Stressed beyond their tolerance and depressed at not yet being parents, Miriam and her husband wanted a second opinion from a local, highly successful clinic specializing in in vitro fertilization (IVF). That procedure involves removing mature eggs from the mother’s ovaries, fertilizing them in a glass dish (in vitro is Latin for “in glass”), and then inserting the resulting embryonic children into the mother’s womb in the hope that one (but not multiple children) will implant and develop normally. As Christian physicians, we had to counsel them: “The central question you and your husband must answer before you go is this: Are the embryos made at the clinic your children or your property? If they are children, which your faith says they are, you ought not to experiment on or freeze them, or miscarry three to get one "take-home baby.”1
We lost contact, but several years later, Miriam and Cole were back in the office with two children, Jason and Jackie. Both were adopted. Smiles and tears were shared along with hugs. Miriam said they never found out why they could not conceive, but it no longer mattered. They were a family, and they had peace: “Adoption grew on Cole and me. It became a real option for us.” At a defining moment, her faith helped her see the humanity of any embryonic children she may help produce and the dangers to which she’d be exposing them through IVF. And she was thankful for the guidance.
Restorative, holistic, integrative, respectful, and effective—these words describe how our faith wants us to approach the misery, agony and challenge of infertility. There are scientifically sound, as well as surgically and medically effective ways to treat the causes of infertility in a thoroughly compassionate manner. There are doctors across the nation who have learned the art and science of looking into the causes of infertility and, as appropriate, addressing a couple’s condition medically, surgically, psychologically, and spiritually.
Many successful options exist for Christians who want a morally sound way to treat infertility, and who need help combating the sadness, frustration, and even anger that can come from the inability to “have a child.” We all need to discern the course God has for us—physicians as well as couples. Sound science based on the dignity of the human person is available to help couples to cooperate with our Heavenly Father and conceive a child. Some may be called to adopt a child whom God
has sent via another set of birth parents.

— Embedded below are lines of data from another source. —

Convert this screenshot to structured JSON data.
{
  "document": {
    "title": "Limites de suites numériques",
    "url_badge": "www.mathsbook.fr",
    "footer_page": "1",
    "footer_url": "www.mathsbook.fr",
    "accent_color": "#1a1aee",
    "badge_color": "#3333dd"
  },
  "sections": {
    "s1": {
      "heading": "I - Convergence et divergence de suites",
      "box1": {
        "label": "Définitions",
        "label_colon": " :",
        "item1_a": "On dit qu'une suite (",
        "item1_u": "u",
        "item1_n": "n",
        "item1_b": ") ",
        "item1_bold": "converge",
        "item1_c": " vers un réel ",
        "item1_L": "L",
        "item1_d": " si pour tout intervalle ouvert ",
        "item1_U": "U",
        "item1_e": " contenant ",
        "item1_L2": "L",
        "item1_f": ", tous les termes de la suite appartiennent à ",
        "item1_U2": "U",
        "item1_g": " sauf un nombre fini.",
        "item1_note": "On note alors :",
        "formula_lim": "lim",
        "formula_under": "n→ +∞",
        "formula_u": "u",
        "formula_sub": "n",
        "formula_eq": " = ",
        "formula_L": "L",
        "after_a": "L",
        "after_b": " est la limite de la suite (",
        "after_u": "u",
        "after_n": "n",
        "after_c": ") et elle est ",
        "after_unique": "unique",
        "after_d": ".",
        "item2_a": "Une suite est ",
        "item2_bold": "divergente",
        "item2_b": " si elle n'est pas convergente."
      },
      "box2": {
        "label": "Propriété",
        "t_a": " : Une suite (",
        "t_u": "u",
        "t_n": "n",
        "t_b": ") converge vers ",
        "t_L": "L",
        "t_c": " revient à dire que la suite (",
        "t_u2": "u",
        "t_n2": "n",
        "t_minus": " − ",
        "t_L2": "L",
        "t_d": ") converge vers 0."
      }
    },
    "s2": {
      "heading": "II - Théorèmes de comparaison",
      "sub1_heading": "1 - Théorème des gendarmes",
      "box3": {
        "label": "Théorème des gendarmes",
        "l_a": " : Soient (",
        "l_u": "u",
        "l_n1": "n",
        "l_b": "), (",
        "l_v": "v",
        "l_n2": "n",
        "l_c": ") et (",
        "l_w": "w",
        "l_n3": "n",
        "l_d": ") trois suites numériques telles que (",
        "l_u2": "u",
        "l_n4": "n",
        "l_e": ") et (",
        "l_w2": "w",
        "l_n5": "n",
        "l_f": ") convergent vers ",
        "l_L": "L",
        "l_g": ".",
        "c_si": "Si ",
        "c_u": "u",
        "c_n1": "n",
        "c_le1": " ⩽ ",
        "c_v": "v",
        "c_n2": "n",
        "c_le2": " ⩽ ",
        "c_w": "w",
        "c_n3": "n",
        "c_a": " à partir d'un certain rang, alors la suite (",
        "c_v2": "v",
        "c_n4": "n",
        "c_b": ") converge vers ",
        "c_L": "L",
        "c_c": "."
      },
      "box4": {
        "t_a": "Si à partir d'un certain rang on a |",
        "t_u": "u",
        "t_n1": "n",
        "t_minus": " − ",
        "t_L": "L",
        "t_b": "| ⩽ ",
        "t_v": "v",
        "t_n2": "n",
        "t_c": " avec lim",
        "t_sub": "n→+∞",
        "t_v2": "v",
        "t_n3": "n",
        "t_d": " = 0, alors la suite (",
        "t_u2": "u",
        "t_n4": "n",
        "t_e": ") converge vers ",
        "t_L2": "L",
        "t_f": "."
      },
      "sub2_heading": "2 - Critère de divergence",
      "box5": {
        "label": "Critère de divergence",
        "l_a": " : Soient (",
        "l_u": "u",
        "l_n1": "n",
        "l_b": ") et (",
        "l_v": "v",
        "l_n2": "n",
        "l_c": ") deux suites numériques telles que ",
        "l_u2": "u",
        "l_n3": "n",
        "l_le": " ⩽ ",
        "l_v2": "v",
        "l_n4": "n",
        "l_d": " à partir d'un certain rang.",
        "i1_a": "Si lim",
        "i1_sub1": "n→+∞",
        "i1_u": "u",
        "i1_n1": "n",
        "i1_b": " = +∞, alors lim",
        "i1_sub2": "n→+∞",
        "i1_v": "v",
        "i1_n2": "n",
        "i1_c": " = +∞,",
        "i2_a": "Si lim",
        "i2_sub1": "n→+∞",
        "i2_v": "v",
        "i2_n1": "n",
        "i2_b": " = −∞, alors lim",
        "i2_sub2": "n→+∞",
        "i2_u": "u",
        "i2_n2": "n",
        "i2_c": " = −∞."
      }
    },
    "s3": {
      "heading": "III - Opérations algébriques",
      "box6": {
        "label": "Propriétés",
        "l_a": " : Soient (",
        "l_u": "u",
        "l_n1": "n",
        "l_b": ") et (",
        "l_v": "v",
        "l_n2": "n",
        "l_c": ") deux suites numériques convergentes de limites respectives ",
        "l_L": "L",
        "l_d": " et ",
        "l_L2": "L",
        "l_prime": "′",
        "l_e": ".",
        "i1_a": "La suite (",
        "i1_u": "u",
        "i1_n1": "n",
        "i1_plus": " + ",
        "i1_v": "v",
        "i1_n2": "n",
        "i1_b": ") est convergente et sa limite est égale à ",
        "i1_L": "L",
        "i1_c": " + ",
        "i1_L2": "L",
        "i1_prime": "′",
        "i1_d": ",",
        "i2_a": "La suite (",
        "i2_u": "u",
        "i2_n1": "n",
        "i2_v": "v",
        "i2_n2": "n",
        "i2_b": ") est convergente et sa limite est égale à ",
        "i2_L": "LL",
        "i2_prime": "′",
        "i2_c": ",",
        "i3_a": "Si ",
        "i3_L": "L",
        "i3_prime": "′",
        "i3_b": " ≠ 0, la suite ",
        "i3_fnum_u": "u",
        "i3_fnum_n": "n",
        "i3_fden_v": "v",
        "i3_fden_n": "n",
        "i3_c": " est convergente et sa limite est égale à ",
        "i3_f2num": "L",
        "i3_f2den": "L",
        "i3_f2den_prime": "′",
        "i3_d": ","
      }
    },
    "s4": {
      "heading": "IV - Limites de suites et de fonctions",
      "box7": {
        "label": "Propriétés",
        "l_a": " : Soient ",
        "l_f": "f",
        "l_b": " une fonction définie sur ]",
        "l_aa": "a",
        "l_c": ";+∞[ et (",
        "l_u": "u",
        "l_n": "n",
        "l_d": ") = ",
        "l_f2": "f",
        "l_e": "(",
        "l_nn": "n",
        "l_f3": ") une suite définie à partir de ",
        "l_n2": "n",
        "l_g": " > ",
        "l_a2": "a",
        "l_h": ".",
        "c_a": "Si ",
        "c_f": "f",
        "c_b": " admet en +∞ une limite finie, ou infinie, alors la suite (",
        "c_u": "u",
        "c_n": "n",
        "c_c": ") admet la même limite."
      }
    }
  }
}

Or perhaps some couples have a unique vocation that does not involve raising children. It is our challenge as believers of the living God to know that he loves all of us profoundly and that he knows us better than we know ourselves. When we align our will with his will, and respect his great gift of human life, there is hope for us all!
John T. Bruchalski, MD, FACOG (Fellow, American College of Obstetrics and Gynecology), a practicing obstetrician- gynecologist, is chairman of Divine Mercy Care and founder of the Tepeyac Family Center in Fairfax, Virginia.
1 IVF raises many grave moral issues. These are explained in the USCCB statement Life-Giving Love in an Age of Technology (Washington, DC: USCCB, 2009).